- Born: Jack Henry Harris November 28, 1918 Philadelphia, Pennsylvania, U.S.
- Died: March 14, 2017 (aged 98) Beverly Hills, California, U.S.
- Occupations: Film producer and distributor
- Years active: 1950s–1990s
- Children: 2, including Lynda Resnick
- Family: Stewart Resnick (son-in-law)

= Jack H. Harris =

American film producer and distributor (1918-2017)

Jack Henry Harris (November 28, 1918 – March 14, 2017) was an American film producer and distributor. He produced The Blob (1958), 4D Man (1959), and Equinox (1970).

==Early life==
Harris was born to a Jewish family in Philadelphia, the son of Sara and Benny Ostravsky. His mother was from Romania and his father from Poland; the latter changed the family surname to Harris.

==Career==
===Early career===
Harris began his career in show business as a vaudeville performer in Gus Edwards' Kiddie Revue when he was six years old. He would later work in a theatre as an usher, in a publicity department, and in the distribution field, finally later taking up a career as a producer.

===Film production===
Harris is credited with coming up with the original motivation for his 1958 film, The Blob. Harris also worked on the TV series It's About Time and The Twilight Zone.

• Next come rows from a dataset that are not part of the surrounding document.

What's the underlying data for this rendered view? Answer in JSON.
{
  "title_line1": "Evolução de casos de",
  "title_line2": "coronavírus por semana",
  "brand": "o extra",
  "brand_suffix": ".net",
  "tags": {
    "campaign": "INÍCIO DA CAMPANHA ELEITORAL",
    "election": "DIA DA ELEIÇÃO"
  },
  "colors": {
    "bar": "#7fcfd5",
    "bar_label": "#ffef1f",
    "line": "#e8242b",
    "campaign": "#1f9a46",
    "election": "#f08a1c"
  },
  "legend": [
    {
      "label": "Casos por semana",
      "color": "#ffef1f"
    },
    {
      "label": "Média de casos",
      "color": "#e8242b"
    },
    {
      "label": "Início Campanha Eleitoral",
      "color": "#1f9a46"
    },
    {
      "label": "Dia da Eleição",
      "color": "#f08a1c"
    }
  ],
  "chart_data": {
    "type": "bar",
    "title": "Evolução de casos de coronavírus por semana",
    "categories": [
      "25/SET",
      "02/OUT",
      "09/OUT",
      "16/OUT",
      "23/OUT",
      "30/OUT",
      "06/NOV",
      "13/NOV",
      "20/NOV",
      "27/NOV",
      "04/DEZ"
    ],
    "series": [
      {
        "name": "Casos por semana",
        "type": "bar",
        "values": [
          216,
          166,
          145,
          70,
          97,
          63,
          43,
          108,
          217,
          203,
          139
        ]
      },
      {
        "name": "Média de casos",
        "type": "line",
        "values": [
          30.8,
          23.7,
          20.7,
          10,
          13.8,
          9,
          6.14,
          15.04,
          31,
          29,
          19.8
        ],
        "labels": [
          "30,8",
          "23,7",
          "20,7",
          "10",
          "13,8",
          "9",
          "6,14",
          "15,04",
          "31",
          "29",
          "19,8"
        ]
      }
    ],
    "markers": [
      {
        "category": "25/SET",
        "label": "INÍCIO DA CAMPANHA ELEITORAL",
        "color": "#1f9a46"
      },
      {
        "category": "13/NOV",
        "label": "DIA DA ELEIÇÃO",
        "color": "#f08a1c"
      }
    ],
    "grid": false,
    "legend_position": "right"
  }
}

===Distribution and retitling practices===
As a distributor, Harris was known for acquiring independent films and retitling them with more commercial or exploitative names to enhance their marketability. One notable example was his acquisition of the 1973 Vietnam veteran drama Just Be There, which he retitled The Swinging Teacher and remarketed as an exploitation film despite its serious dramatic content.

==Later recognition==
Harris was among the 22 people selected to be honored with a star on the Hollywood Walk of Fame in 2014, in the motion pictures category. 95 at the time of his unveiling ceremony held on February 4, 2014, he was the oldest person to be honored with a star on the Walk of Fame.

==Personal life==
In 1988, he married Judith "Judy" Parker; they lived in Beverly Hills.

==Death==
Harris died March 14, 2017, at his home in Beverly Hills at aged 98.

==Filmography==
He was a producer in all films unless otherwise noted.

===Film===

| Year | Film | Credit | Notes |
|---|---|---|---|
| 1958 | The Blob |  |  |
| 1959 | 4D Man |  |  |
| 1960 | Dinosaurus! |  |  |
| 1965 | Master of Horror | Executive producer |  |
| 1966 | The Unkissed Bride |  |  |
| 1970 | Equinox |  |  |
| 1972 | Beware! The Blob | Executive producer |  |
| 1973 | Schlock |  |  |
| 1974 | Dark Star | Executive producer |  |
| 1978 | Eyes of Laura Mars | Executive producer |  |
| 1986 | Prison Ship |  |  |
| 1988 | The Blob |  |  |
| 1991 | Blobermouth |  | Final film as a producer |

- Miscellaneous crew

| Year | Film | Role | Notes |
| 1968 | Without a Stitch | Presenter |  |
| 1973 | The Swinging Teacher | Originally titled Just Be There |
| 1974 | Dark Star |  |
| 1976 | Ape |  |

- As an actor

| Year | Film | Role | Notes |
| 1958 | The Blob | Man Running Out of Theater | Uncredited |
| 1959 | 4D Man | Man in Nightclub |
| 1960 | Dinosaurus! | Tourist on Boat |
| 1970 | Equinox | Detective Harrison |
| 1972 | Beware! The Blob | Man Running Across Ice |
| 1973 | Schlock | Man Reading Horror Comic |
| 1978 | Eyes of Laura Mars | Man in Gallery |
| 1986 | Prison Ship | Intercom Announcer | Voice role |

- As writer

| Year | Film |
|---|---|
| 1959 | 4D Man |
| 1960 | Dinosaurus! |
| 1966 | The Unkissed Bride |
| 1972 | Beware! The Blob |

- As director

| Year | Film |
|---|---|
| 1966 | The Unkissed Bride |

- Thanks

| Year | Film | Role |
|---|---|---|
| 2009 | Alien Trespass | Acknowledgment: The Blob footage courtesy of |

===Television===

| Year | Title |
|---|---|
| 1960 | Masterworks of Terror |

- Miscellaneous crew

| Year | Title | Role | Notes |
|---|---|---|---|
| 1959 | Masterworks of Terror | Producer | US version |
| 1961 | The Twilight Zone | Dinosaur sequence |  |
| 1966 | It's About Time | Special film material |  |
| 1974 | The Horror Hall of Fame | Provider: Filmclips | Documentary |

==Book==
In 2015, Harris published his first book, Father of the Blob: The Making of a Monster Smash & Other Hollywood Tales (TVGuestpert Publishing).